Então logo eu vi minha antiga casa, as paredes ainda continuavam pintada de um azul bem claro, uma pequena escada que chegava a varanda onde eu me sentava e ouvia as histórias de soldado e comunista do meu avô. Ele foi exilado do país para a Itália em 1978 por ser considerado um inimigo da pátria, quando lutou contra a ditadura. Assim conheceu minha avó Rita. Ela morava em um pequeno vilarejo com seus pais e 6 irmãos homens. Meu avô dizia que ela esperava que todos fossem dormir e pulava a janela de seu quarto e ia para um baile, onde os homens puxavam as senhoritas para dançar e assim as conheciam. Meu avô era o homem mais desengonçado, e ficava vermelho sempre que uma mulher o olhava, até que minha vó o convidou e eles dançaram por alguns minutos, até que ele esbarrou em um garçom que passou com uma bandeja. Ela sorriu então eles saíram para conversar. Na saída, o pai de Rita e seus irmãos estavam à espera da moça, que a seguraram e a afastaram de meu avô.

Eu cheguei até a porta e meu avô me pediu que tirasse o sapato, o que não fazia nenhum sentido pois a casa parecia que não era limpa no mínimo à 2 anos.

De repente eu ouvi um carro chegar que tocava November Rain do Guns N' Roses, e só uma pessoa amava mais essa música do que eu, meu antigo vizinho Will:

-Eu não sabia que o Will ainda estava aqui. Disse ao meu avô quando o vi sair do carro.

-Ele voltou a poucos meses. Respondeu meu avô quando tirava seus sapatos.

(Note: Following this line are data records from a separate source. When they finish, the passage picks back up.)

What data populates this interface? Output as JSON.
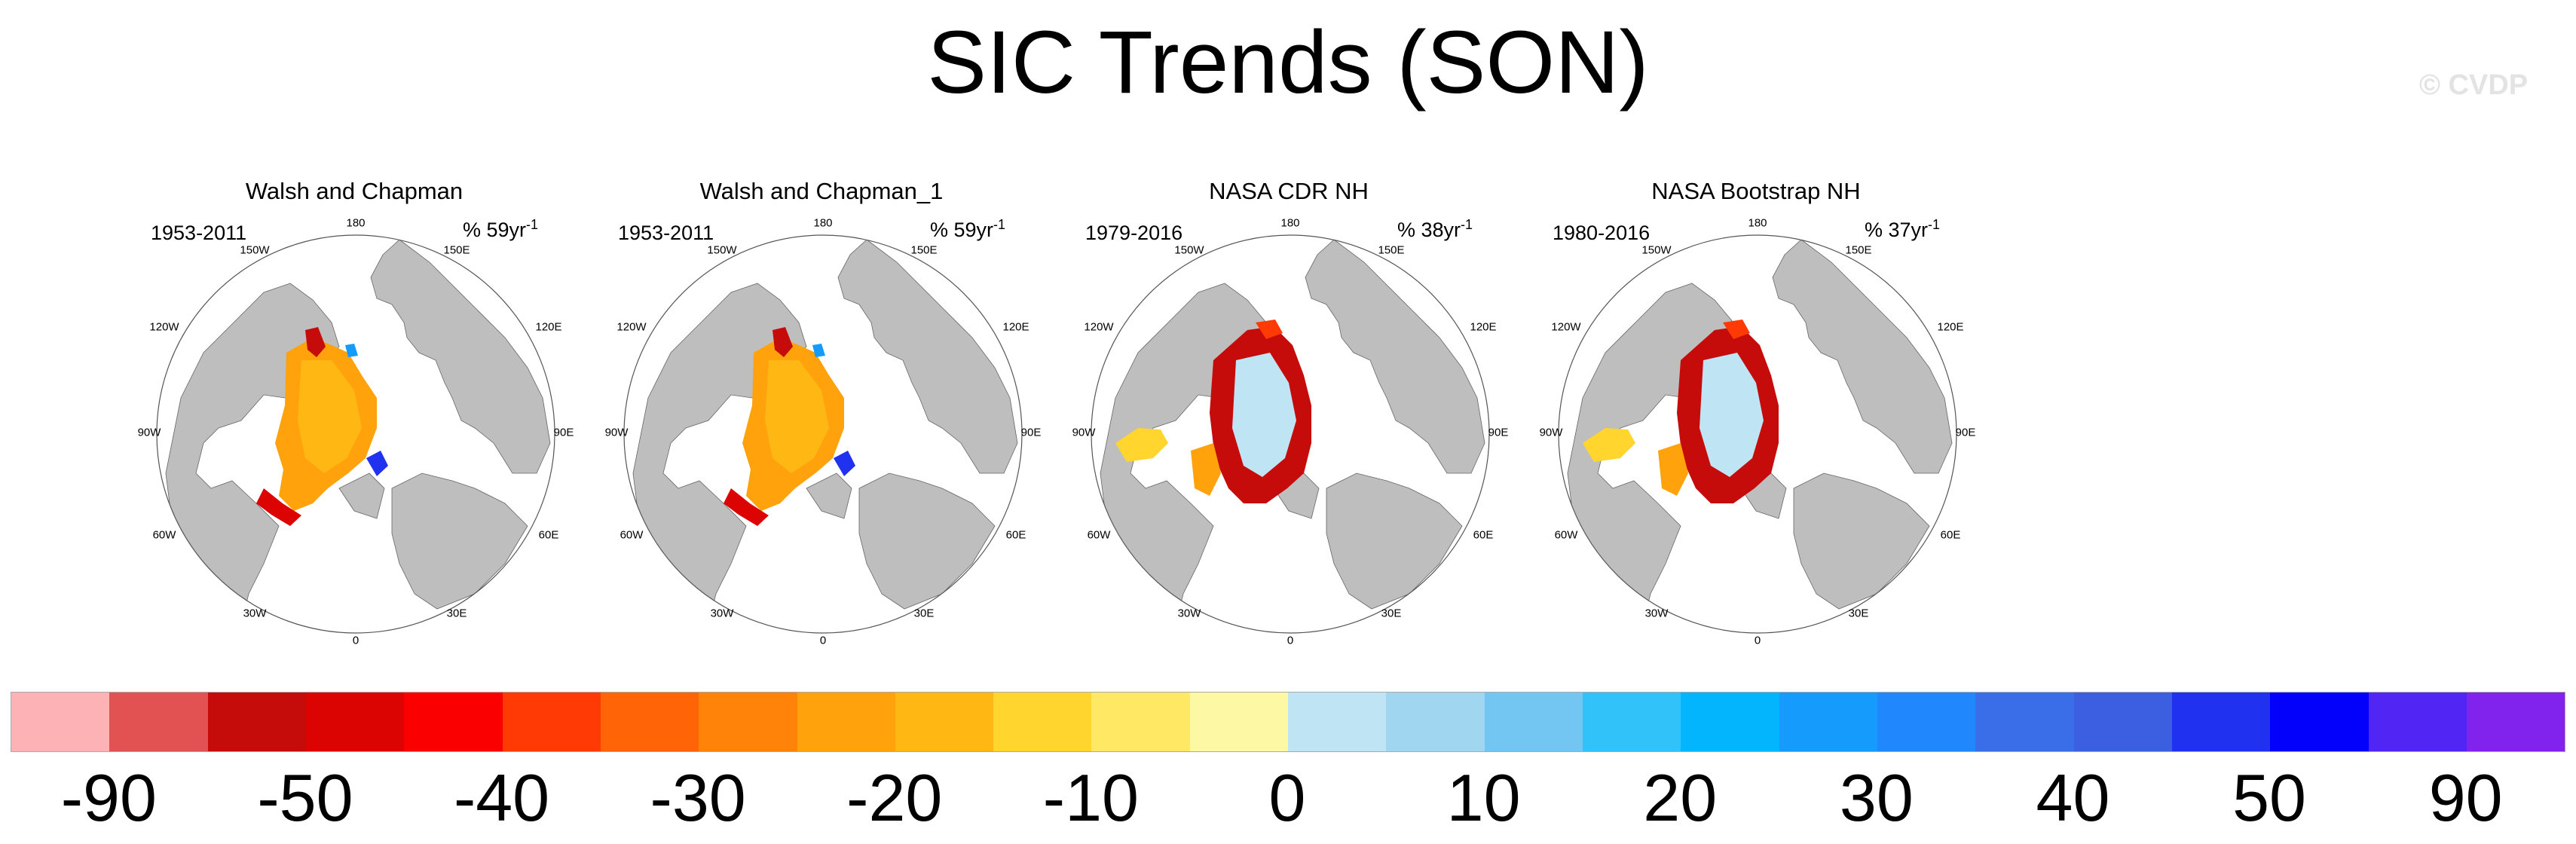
{
  "title": "SIC Trends (SON)",
  "watermark": "© CVDP",
  "panels": [
    {
      "title": "Walsh and Chapman",
      "period": "1953-2011",
      "units_prefix": "% 59yr",
      "units_exp": "-1",
      "style": "walsh"
    },
    {
      "title": "Walsh and Chapman_1",
      "period": "1953-2011",
      "units_prefix": "% 59yr",
      "units_exp": "-1",
      "style": "walsh"
    },
    {
      "title": "NASA CDR NH",
      "period": "1979-2016",
      "units_prefix": "% 38yr",
      "units_exp": "-1",
      "style": "nasa"
    },
    {
      "title": "NASA Bootstrap NH",
      "period": "1980-2016",
      "units_prefix": "% 37yr",
      "units_exp": "-1",
      "style": "nasa"
    }
  ],
  "longitude_labels": {
    "top": "180",
    "upper_left": "150W",
    "upper_right": "150E",
    "left_upper": "120W",
    "right_upper": "120E",
    "left": "90W",
    "right": "90E",
    "left_lower": "60W",
    "right_lower": "60E",
    "lower_left": "30W",
    "lower_right": "30E",
    "bottom": "0"
  },
  "colorbar": {
    "colors": [
      "#fdb3b5",
      "#e25252",
      "#c60b0b",
      "#dc0303",
      "#fb0000",
      "#ff3a05",
      "#ff6406",
      "#ff8309",
      "#ffa20c",
      "#ffb714",
      "#ffd52e",
      "#fee864",
      "#fdf8a4",
      "#bfe4f4",
      "#a0d6f0",
      "#74c6f2",
      "#31c2fa",
      "#02b5fd",
      "#149bfc",
      "#2087fc",
      "#3a6ee8",
      "#3c5ee1",
      "#2032ef",
      "#0300fc",
      "#5125f4",
      "#8122ed"
    ],
    "labels": [
      "-90",
      "-50",
      "-40",
      "-30",
      "-20",
      "-10",
      "0",
      "10",
      "20",
      "30",
      "40",
      "50",
      "90"
    ]
  }
}
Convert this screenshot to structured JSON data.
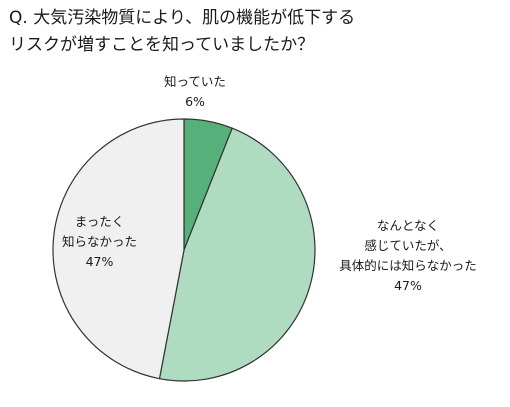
{
  "question": {
    "line1": "Q. 大気汚染物質により、肌の機能が低下する",
    "line2": "リスクが増すことを知っていましたか？"
  },
  "chart_data": {
    "type": "pie",
    "start_angle_deg": 0,
    "direction": "clockwise",
    "slices": [
      {
        "label_lines": [
          "知っていた"
        ],
        "value": 6,
        "value_label": "6%",
        "color": "#55b07a"
      },
      {
        "label_lines": [
          "なんとなく",
          "感じていたが、",
          "具体的には知らなかった"
        ],
        "value": 47,
        "value_label": "47%",
        "color": "#afdcc0"
      },
      {
        "label_lines": [
          "まったく",
          "知らなかった"
        ],
        "value": 47,
        "value_label": "47%",
        "color": "#f0f0f0"
      }
    ],
    "stroke_color": "#333333"
  }
}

-Você lembra como éramos amigos e como deixávamos todos furiosos?

-Boa época, quando você era uma curiosa de um metro e não uma tatuada e com piercing na orelha. E ele um bom menino e não um drogado que escuta música alta e fala gírias.

Na outra manhã quando acordei, vi o uniforme do meu antigo colégio São Lourenço em cima da cabeceira, eu não usaria aquilo por nada. Meu avô estava na cozinha preparando o café mas os ovos tinham cheiro de queimado, o vi irritado jogando a frigideira dentro da pia:

-Vô?!

-Você acordou?! Estou acabando de preparar o café...

-Eu não tomo café da manhã!

-Ah tudo bem.... ah, e não tinha um uniforme em cima de sua cabeceira?

-Eu não vou usar aquele uniforme. Eu pareço....

-Uma boa garota?. Interrompeu-me sorrindo.

-Eu ia dizer com sete anos de novo mas, isso também.

Então saímos.

Quando cheguei na escola era como se eu tivesse voltado a minha infância. Eu senti como se todos estivessem me olhando. Naquele momento eu só conseguia pensar: "será que eles sabem?", "será que vão me fazer perguntas?", "o que eu vou falar".

Quando eu vi minha antiga professora de literatura A Sra. Fernandes, fui na direção dela então ela me reconheceu e após abrir o seu belo sorriso me abraçou e me chamou de "a pequena Julia", ela me ajudou muito no divórcio dos meus pais. Um dia eu fiquei no banheiro da escola o dia todo quando ela soube, conversou comigo até que eu contei que tinha medo de voltar para casa e ver meus pais brigarem.

Ela me orientou até minha sala e ao entrar meus olhos só conseguiram olhar para o última carteira da sala, e um sorriso tão espontâneo saltou em meu rosto. Era ele, o Will estava lá!